Knox handed them each a bottle and Ruby took a swig, letting the cold, bitter liquid fortify her. She was still trying to come to terms with the fact that they were sharing a drink with the man who tried to kill Rafe, but she had the odd feeling that this was how the brothers’ entire relationship worked. Neither man seemed particularly nonplussed by the situation.

“So what’s the problem with Ruby?” Knox asked, leaning against the kitchen counter, arms crossed over his wide chest. Ruby made a mental note later to ask Rafe if werewolves worked out a lot.

“There’s no problem with Ruby.” Rafe grumbled. “Ruby is perfect.”

Well, shit. This man was trying to kill her. Heat rose into Ruby’s cheeks. She took another sip of beer and lowered herself into the closest kitchen chair. Her knees were suddenly weak.

Knox’s eyebrows lifted to his hairline. “Then what is the problem?”

“She was attacked by a wolf. About a week ago. And then a few more came sniffing around her door.”

Ruby’s gaze flicked between the two men, Rafe dark and glowering, Knox deceptively calm. The Alpha kept his features carefully neutral, but Ruby could see the flash of interest in his eyes.

“They weren’t ours.”

“I know.”

“Then why are you here, Rafe?” Knox spoke with a hint of impatience, a man who had too much to do to sit around and chat with his long-lost brother.

Rafe blew out a long, frustrated breath. “I was hoping you’d know something about it. Any other packs on the move? Have you heard of any attacks on humans?”

Knox stared at them, his gaze moving from one to the other like he was trying to piece together a puzzle. He shook his head. “I haven’t heard of any other attacks.” He took a swig of his beer. “But the pack up north has been getting antsy. Crossing the border more and more often to hunt.”

Rafe ran a hand down his face, the rasp of his stubble filling the cramped space. Ruby longed for a simpler time when all she had wanted was the feel of that stubble between her thighs. A time before international werewolf incidents were a concern to her.

“Could have been them, I guess.”

“But why attack a human?” Knox asked, gesturing at Ruby with his beer bottle. “What’s so special about this one?”

The air in the tiny house shifted and whatever tentative peace the men had shared evaporated in an instant.

“Everything,” Rafe growled.

Knox rolled his eyes. “Fuck, Rafe.
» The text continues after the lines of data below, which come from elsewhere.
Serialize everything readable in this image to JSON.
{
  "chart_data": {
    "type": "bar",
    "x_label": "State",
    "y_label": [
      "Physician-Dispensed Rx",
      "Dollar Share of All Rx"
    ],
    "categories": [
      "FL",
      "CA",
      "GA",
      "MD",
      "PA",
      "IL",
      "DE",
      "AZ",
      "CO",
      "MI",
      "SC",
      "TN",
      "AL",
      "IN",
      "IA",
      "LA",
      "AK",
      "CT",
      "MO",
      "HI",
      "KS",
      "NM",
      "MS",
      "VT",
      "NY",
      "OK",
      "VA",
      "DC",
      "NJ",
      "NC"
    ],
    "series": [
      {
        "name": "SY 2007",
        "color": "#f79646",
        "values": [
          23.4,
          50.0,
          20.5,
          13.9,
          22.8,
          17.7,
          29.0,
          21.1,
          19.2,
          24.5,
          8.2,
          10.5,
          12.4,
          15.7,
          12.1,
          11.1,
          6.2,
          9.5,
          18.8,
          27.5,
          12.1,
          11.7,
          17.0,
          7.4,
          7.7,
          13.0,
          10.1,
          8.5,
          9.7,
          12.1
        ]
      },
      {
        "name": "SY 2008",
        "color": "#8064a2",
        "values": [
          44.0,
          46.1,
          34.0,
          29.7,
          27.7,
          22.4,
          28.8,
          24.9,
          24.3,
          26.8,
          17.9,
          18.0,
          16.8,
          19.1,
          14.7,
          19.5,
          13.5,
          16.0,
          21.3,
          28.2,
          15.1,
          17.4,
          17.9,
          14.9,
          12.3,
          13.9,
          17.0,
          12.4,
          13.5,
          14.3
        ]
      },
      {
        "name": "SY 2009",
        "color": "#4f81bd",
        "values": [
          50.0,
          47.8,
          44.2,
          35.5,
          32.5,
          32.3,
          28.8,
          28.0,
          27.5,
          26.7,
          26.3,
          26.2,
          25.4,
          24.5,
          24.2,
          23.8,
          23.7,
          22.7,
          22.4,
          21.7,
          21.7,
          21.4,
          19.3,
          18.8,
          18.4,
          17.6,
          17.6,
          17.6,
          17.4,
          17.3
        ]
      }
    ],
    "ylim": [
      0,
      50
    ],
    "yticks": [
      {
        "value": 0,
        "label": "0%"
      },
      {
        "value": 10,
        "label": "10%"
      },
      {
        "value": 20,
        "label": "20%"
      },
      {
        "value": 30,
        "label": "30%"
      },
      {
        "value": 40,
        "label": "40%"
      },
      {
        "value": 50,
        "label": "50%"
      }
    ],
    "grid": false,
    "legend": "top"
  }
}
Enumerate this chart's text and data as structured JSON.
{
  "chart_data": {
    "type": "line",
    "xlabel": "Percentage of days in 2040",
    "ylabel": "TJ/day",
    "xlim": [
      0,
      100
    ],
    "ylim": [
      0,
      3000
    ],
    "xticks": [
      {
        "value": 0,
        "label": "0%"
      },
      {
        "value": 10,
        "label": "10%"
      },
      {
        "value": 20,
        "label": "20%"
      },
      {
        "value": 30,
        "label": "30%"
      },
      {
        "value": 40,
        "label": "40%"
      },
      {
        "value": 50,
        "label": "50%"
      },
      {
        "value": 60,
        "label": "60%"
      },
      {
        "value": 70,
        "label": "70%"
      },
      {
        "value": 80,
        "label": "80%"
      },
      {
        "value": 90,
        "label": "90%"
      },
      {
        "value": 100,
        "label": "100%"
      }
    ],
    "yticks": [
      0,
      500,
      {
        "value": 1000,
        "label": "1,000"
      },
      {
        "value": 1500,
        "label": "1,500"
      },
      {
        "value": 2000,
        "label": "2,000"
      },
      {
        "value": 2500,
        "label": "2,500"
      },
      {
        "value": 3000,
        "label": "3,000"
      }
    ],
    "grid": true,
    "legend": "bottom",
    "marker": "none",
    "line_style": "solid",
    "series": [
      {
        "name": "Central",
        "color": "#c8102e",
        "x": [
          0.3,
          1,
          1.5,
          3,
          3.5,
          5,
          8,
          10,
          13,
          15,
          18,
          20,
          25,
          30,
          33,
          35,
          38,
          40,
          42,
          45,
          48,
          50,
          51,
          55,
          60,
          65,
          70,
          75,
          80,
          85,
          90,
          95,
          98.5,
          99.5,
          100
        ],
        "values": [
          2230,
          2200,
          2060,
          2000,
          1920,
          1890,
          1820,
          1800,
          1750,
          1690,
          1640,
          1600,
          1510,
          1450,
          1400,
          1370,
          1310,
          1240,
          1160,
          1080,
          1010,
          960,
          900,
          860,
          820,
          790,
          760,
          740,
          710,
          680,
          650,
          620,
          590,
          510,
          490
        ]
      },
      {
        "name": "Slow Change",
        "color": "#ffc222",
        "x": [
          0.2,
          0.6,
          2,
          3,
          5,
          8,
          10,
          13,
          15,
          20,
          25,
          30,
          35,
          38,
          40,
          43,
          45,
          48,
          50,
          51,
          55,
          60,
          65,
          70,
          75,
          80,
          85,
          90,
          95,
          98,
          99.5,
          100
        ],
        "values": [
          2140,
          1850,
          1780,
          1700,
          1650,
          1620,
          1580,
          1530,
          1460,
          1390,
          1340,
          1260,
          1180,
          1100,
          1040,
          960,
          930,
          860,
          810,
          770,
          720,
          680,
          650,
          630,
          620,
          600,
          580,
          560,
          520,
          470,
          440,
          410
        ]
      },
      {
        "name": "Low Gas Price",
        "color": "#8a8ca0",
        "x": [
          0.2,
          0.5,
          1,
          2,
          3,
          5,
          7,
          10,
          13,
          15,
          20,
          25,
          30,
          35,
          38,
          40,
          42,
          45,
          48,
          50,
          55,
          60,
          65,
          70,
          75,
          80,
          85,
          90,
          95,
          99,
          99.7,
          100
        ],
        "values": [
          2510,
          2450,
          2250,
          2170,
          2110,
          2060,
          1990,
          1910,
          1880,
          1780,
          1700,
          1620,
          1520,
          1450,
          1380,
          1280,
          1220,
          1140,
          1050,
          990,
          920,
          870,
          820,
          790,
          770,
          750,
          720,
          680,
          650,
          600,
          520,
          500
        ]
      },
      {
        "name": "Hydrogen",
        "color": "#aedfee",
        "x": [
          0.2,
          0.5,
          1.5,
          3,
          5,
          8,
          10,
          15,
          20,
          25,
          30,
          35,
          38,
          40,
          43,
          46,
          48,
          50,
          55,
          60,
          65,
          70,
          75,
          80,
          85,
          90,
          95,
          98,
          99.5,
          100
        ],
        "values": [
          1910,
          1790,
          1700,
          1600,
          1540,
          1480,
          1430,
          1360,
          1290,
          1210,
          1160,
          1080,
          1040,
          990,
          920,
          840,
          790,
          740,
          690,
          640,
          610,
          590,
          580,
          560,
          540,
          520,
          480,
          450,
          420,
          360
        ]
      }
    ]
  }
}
When will you learn?”

“Ruby, go wait outside.” Rafe didn’t even glance at her as he gave the command.

“But … no. What about Lena? We didn’t get to ask—”

“Go,” Rafe snapped.

Ruby bit down on the spike of pain his words sent through her. She swallowed her hurt and her tears and got up from the table.

“Fine.” She stomped out of the stale trailer air and perched on the top step outside the door. Fucking werewolves. One minute he says she’s perfect and the next he’s barking orders. Rafe had more mood swings than a premenstrual teenager during a chocolate shortage.

He was clearly an asshole.

But she still hoped his brother didn’t kill him.